What about your mom Jessi Colter?

Oh she is super cool. She’s real sweet and spiritual and stuff and she’s always into it that way. Musically, she sits down and plays the piano and it just kind of takes you away.

What would you say was the hardest song for you to write because it was so personal?

Oh I don’t know.That’s hard, they’re all personal, you know. I don’t like break down crying when I’m writing a song or anything (laughs) but they’re all personal.

So you don’t feel any qualms about writing something so deep?

No, no, because to me the more personal it is the better it usually is, especially if you’re trying to get an emotion out you’re dealing with.It’s part of the process for me.

You produced Family Man. Was that the first time you really produced?

Yeah, the first time I did one alone and now I’ve done four other records for other artists this year and I’ve really been doing a lot of that, which I’m really enjoying. Being in the studio is very natural for me. I’ve always worked on records but recording records long before I met Dave Cobb. He and I had a partnership and I learned a lot from him. So to me it was pretty natural but it was also like a new step. But now I love it and I’m used to it.

What do you have coming up this year?

Hopefully, I’m going to work on some more records with some other people. Lukas Nelson and I are working on a record together, which is really fun. I’m going to try and record as much as possible, basically. That’s kind of what I’ve always been doing. A lot of records that I produced are coming out this year. Jason Boland has a record coming out that I did. This band, Fifth On The Floor, has a record called Ashes & Angels coming out the same day as my record that I produced. There’s a band called Hellbound Glory that I worked with and a band from Chicago called Last False Hope that I did their record. So all those records will be coming out this year.  Really kind of excited to keep making more music.

I read something about The Other Life having a film accompanying it. What is that about?

Yeah, we shot like a thirty minute long short film that goes along with it. It’s basically set to the music on the record for the most part. It just kind of tells a story. It’s pretty out there, pretty dark.

Yeah, the trailer looked pretty creepy

Yeah, it’s pretty creepy (laughs). We’re just finishing it as we speak. It’s getting color corrected right now and we’re really just working on doing some other things and trying to get it all lined up.But we’re excited about it. However we’re going to get it out there, we’re excited about it.

Last Question: When you did the Warped Tour in 2009, did you feel like a fish out of water?

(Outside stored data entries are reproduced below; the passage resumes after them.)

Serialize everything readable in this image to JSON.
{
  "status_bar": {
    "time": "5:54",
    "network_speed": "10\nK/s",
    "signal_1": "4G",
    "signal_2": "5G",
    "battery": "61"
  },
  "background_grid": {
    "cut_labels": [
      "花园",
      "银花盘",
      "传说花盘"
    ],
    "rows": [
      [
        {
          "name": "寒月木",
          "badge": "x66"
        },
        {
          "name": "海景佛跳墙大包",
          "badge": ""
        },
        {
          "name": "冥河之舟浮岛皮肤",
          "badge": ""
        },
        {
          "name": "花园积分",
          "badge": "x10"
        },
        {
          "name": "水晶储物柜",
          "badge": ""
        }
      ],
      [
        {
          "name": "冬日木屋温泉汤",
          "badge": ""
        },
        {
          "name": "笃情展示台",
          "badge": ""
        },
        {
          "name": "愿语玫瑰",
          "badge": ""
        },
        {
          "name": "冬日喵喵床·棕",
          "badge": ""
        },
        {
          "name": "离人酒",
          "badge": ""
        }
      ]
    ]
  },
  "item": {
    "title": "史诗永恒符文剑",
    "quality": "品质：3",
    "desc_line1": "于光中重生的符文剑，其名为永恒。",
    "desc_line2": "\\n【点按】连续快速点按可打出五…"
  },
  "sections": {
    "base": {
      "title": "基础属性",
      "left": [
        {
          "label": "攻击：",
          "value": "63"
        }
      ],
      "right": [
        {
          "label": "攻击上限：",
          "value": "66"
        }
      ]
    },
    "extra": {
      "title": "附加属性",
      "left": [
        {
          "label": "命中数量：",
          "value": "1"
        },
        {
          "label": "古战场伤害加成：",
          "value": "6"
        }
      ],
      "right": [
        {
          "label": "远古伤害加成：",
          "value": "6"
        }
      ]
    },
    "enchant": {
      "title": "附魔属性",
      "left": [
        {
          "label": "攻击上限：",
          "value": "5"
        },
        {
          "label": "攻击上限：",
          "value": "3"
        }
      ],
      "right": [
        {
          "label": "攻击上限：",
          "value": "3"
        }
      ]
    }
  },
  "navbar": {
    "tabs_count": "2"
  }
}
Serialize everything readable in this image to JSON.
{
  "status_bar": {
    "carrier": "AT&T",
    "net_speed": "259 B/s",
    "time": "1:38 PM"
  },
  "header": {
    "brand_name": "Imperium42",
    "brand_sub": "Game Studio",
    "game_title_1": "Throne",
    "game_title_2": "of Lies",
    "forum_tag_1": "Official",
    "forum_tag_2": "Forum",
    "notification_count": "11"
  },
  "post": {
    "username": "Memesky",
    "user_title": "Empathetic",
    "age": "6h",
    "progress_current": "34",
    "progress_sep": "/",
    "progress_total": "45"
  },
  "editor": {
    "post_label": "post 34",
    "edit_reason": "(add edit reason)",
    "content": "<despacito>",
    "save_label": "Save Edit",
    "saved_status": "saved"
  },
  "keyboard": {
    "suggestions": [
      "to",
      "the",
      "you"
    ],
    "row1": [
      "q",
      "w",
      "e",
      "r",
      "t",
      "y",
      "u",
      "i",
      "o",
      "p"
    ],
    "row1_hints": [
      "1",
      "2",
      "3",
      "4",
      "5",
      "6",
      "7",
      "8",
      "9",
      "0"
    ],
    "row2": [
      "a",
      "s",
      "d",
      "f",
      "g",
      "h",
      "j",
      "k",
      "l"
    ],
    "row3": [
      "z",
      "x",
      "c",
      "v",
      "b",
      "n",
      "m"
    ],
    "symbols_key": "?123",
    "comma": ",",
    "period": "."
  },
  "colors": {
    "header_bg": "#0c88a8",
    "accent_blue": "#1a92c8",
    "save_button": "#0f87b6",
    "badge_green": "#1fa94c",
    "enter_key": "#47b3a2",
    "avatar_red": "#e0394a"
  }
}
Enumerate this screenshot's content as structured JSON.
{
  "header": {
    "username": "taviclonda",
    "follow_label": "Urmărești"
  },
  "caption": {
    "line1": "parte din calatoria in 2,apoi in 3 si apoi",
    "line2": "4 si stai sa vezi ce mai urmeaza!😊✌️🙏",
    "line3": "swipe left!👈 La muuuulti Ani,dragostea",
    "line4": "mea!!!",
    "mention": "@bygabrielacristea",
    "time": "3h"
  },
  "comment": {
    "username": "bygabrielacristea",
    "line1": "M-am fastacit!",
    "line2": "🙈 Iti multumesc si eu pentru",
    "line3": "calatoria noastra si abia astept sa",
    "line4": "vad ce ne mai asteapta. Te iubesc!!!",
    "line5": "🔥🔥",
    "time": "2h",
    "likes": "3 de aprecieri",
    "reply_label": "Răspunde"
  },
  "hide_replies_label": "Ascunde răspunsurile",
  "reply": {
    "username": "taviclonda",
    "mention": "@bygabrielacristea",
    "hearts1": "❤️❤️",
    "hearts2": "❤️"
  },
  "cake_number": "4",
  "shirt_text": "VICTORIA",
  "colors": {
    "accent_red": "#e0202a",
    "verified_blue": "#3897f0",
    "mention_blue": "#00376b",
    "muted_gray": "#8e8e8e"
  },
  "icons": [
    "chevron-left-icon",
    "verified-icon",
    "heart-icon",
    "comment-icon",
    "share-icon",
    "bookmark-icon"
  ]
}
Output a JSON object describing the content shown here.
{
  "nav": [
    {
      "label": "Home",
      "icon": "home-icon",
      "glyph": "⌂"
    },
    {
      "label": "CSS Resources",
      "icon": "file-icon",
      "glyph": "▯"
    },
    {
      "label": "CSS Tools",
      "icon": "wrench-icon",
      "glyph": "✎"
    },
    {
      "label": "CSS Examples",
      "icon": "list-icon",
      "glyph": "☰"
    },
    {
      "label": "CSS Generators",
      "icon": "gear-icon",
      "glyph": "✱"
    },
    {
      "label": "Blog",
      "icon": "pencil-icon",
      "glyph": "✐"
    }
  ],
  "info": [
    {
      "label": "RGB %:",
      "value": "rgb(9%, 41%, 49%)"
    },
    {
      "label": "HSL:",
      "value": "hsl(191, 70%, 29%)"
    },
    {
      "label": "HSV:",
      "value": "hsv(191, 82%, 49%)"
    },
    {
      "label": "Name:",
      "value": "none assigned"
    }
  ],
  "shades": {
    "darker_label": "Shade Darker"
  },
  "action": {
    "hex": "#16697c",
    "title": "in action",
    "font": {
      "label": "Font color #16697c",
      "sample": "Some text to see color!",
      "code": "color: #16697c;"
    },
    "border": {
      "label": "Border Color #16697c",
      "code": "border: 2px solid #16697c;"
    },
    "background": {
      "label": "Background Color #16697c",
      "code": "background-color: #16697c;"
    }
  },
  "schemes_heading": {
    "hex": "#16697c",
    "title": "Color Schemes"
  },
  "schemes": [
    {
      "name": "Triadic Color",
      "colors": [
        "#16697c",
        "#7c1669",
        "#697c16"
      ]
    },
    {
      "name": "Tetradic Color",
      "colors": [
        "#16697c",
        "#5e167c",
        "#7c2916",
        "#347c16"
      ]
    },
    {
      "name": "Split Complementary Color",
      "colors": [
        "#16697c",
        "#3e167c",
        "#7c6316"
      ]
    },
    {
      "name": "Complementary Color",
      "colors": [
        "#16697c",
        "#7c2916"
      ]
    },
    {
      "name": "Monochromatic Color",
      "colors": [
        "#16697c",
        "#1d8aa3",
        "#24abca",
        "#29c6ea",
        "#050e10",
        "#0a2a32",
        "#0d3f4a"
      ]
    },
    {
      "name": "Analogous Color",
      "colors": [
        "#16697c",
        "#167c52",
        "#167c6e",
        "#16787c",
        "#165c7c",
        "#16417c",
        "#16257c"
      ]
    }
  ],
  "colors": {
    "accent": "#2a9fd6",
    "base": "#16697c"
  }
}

(laughs) Absolutely. It was very strange because we didn’t know how to get those kids. We ended up flyering at the adult daycare tent where the parents go when their kids are at the show to get the parents over to our show cause I think our music was speaking way more to that than the other stuff. That was weird. It was fun but it was a nightmare. It was burning hot and you had more time till you were going to play the show and it was crazy. I don’t know if I will be doing that again (laughs) Kevin Lyman was very nice to us and treated us really good but it was still crazy.